Thursday, November 19, 2015

Crystal Habit



Crystal habit is what scientists call the uniqueness of the crystal structure of every mineral.  Certain minerals, such as table salt and epsom salt, have distinctive habits in the way their crystals grow.

My mom and I did an experiment to see how the crystal habits of the two different kinds of salts differed. We simply mixed teaspoons of salt in water and waited for the water to evaporate completely - that took weeks!


Table salt has crystal habits that are cube-shaped and they look a bit like little glass boxes. Quite pretty!


The habit of epsom salt grows in long, needle like crystals that can sometimes look like snow flakes.

I really enjoyed looking at the crystals through my jeweller's loop.  So did my mom!

Tuesday, November 17, 2015

Gems & Minerals


I have recently developed an interest in minerals and especially, gemstones.  I went to an incredible gallery called Crystalworks Designs in Vancouver which helped spur on my passion.  Another good spot is this tiny little shop called Amethyst Creations.  I also love going to the UBC Pacific Museum of the Earth with its giant amethyst crystals and slab of malachite.

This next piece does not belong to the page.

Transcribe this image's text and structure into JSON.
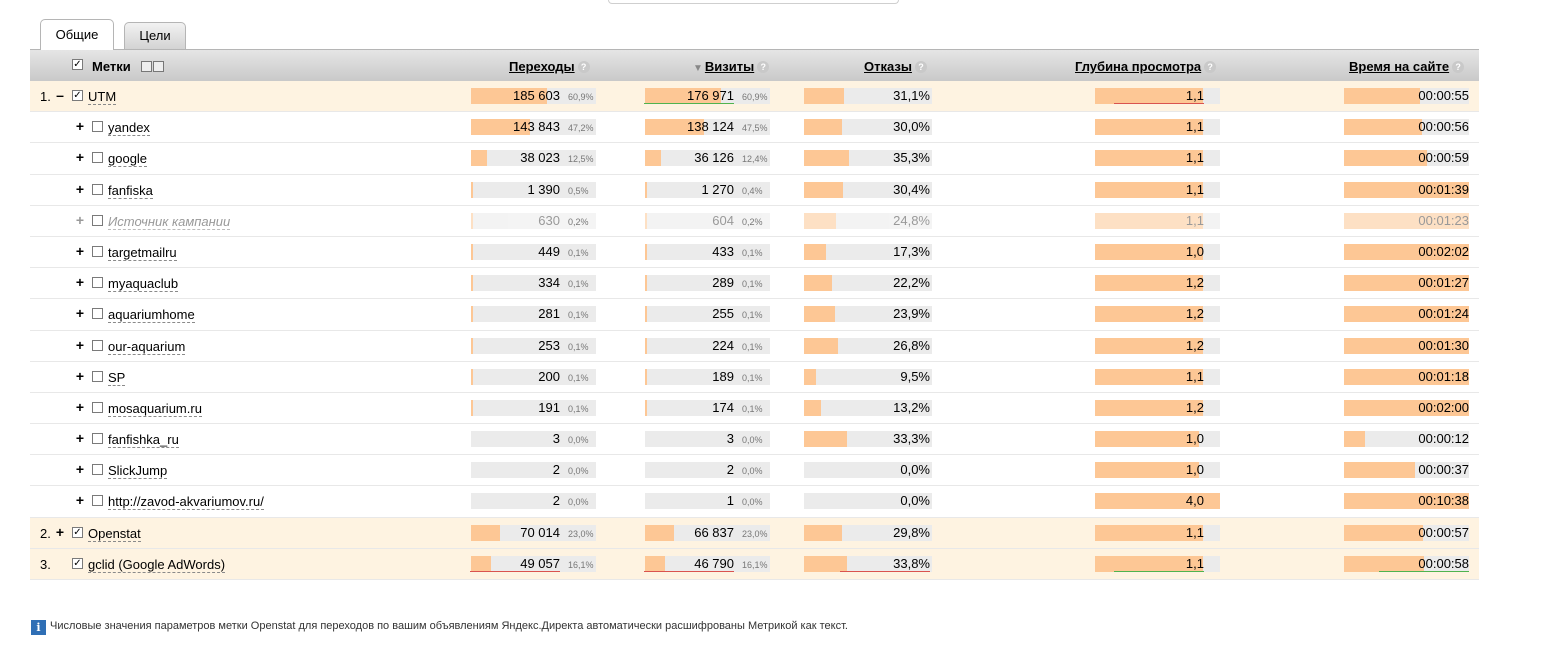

However the origin of my new hobby was The Elements: an Exploration of Every Known Atom in the Universe. I know what you're thinking - the same book that inspired the use of Glenn Seaborg for my Biography Fair project? Yup. That's the one!  It mentioned so many interesting gemstones that led me to borrow my all time favourite gem book, Gemstones of the World. I have read that book from cover to cover at least twice. And that's how it all happened.


Here is my collection of gemstones so far.  Some of my favourite pieces are my geode (top right), my sand tumbled Gobi Dessert agate (bottom left), and basically all the rest - I love them all!  As to where I search for buyable gems 99.99999 percent?  eBay!  Whether it's dumortierite, benitoite, or rhodochrisite, eBay has it.  I got my sea jasper (bottom right) from eBay.

Now, some gemstone trivia.  Do you know what the green leaf-like spot on my geode is?  That's not totally a fair question 'cause I have no clue what it is myself!  How about the greenish/purple gemstone in the centre of the silver box?  What is the cluster of purple crystals called?  Are the seven objects on the left blue bag gems or minerals?

(Answers: flourite, amethyst, both)

Monday, November 2, 2015

Flute Gold Medalist



After 3 years of lessons, Serena's flute teacher encouraged her to take the Royal Conservatory of Music (RCM) practical exam to see where she's at.

It was an intensive few months of practice as she prepared for the big exam in spring. The adjudicated exam included these segments: Repertoire, Technical Requirements, Ear Tests, and Sight Reading.

With a score of 90% and glorious remarks from the examiner, Serena received the highest mark in B.C. and is the recipient of the 2015 Gold Medal for Level 4 Flute!

We attended the ceremony for the presentation of national & regional gold medals as well as diplomas for the 2015 graduating class. It was a very joyous celebration for all the medalists & graduates and their proud families & teachers.

Keep up the great work, Serena!

Sunday, November 1, 2015

Glenn Seaborg



Serena broke tradition this year. Having always chosen to study female historical figures for the past 5 years, she picked a male subject for her 6th Biography Fair presentation.




We've been reading through The Elements by Theodore Gray, a book about the periodic table. The name Glenn Seaborg kept showing up and piqued Serena's curiosity. Turns out he was a really cool chemist who helped discover 10 of the elements (including the infamous plutonium) and won a Nobel Prize in Chemistry. He had worked closely with 10 U.S. presidents from Roosevelt to Bush Sr., and was one of the lead scientists in the Manhattan Project.


After all her research, Serena decided to play off of how Glenn Seaborg was involved in many classified government projects. Her display included a little detective quiz and some "top secret" & "confidential" letters that she fabricated based on what she's learnt about Seaborg.

"Secrecy was an issue that improved with time but has not yet been satisfactorily resolved, especially with respect to the cumbersome and difficult declassification of so-called secret material."
Quote from "A Chemist in the White House: From Manhattan Project to the End of the Cold War" by Glenn Seaborg.